Tuesday, May 22, 2007

Transformations

Dixie, our snarling Jack Russell has just rolled Archie, our prancing Italian greyhound in a patch of dust. His once off-white fur is speckled with patches of grey-tan filth. After I shout “Easy!” in an effort to protect him from her occasionally overzealous play, both dogs speed across the tall grass, veering down the slightly sloped yard into the open, spotted with morning sun, before circling back to the patio, where I am sipping weaker than normal coffee, trying to organize my day in my head.

Inside, the dishwasher is running—hot water and dish soap splashing away the crumbs of our recent lives. My wife, having woken me early because the car was low on gas, has already begun a day staving off clients who fail to read directions.

I catch myself yawning, again. Trying to take in as much air as my body will allow. No reason for such weariness.

Dixie howls a taunt at Archie. They prance about the yard again, Archie trailing Dixie by several lengths in a race he'll never come close to winning.

***

In the middle of last week, we drove four hours to the Eastern edge of Ohio, where my nephew, at the age of 10, was confirmed into the Catholic Church. Michelle was his sponsor. And although I should know better, as the bishop anointed the boy with oil, I could not help but hope for some visible, marked change. I could not help but long for the form of the ritual to enact upon him and the 60 other children who partook in this rite of passage.

Perhaps, when the Bishop placed his hand upon the boy's forehead, something more than mere formalities spoke to him. Perhaps something ineffable in him changed. But, he was still a 10-year-old boy, and at the reception that followed, he made that fact clear.

***

On Thursday, after my nephew and his siblings had long since departed for school, my wife, her sister, and I left the dogs in the care of my father-in-law, and ventured back to Pittsburgh.
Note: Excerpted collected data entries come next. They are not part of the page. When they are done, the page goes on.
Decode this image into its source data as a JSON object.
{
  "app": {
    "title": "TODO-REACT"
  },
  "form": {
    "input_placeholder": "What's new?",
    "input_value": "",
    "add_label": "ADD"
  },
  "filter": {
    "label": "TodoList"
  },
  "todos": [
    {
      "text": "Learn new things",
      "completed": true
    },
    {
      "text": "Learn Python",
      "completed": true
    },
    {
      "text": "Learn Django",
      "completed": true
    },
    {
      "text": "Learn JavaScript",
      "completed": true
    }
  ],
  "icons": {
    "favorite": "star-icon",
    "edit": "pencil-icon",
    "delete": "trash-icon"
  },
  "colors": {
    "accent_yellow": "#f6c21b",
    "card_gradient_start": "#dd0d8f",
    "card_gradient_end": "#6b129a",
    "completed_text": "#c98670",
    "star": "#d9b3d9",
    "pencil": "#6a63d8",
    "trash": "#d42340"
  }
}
We began the day with coffee at an old haunt on Craig Street and ventured through several of the small shops while I waited for an appointment with Jim Daniels, a professor at Carnegie Mellon who helped with my senior thesis nearly ten years ago. It was good to be back.

After dropping me off between Schenley Park and the edge of campus, Michelle and her sister continued their tour of Pittsburgh with a jaunt to Shadyside, another series of small shops, and yet more coffee at another old haunt. Whereas I walked back into the halls where I'd studied for my undergraduate degree and explored the new facilities my alma mater has for Creative Writing.

***

Perhaps unwisely, my wife and I drove back home that night, making it to the Western Hills of Cincinnati around 1 AM the next day. Since then, I've not been sleeping well. My legs have been aching as if I had the flu. The peculiar buildup of lactic acid has finally subsided. The world is returning to normalcy after a long and lazy weekend. More chores. More writing. A single cloud in a pale blue sky.

***

While I was eating lunch with Jim last week, the conversation sprawled across topics, pausing now and then to linger on an anecdote, a snippet of work, or reflection. At one point, the conversation veered into discussions of very long poems, and he mentioned his continued interest in simultaneous narratives as a technique he'd used to compensate for a lack of metaphor in his poetry.

To me, this raises an interesting question: what, precisely, do you think of when you think of poetry? Do you think of a poet as someone who gushes similes and metaphors the way a teenage boy might gush about his girlfriend? Or do you think of someone attuned to craft, chiseling away with every technique she can muster—all to find the precise few words that make a poem? Did Basho ever use a metaphor?

***

This morning, after pumping gas, I drove my wife on her morning ritual to the nearest Starbucks. I think, though she normally uses that drive as quiet time to herself, my wife enjoyed having me along as her day began. As we approached our destination, the sun, bright orange, floated just above the horizon. I tried to point to it, hovering between two fast-food restaurants, but by the time my wife looked, a building had already obscured it from view, as happens every day, at sunrise.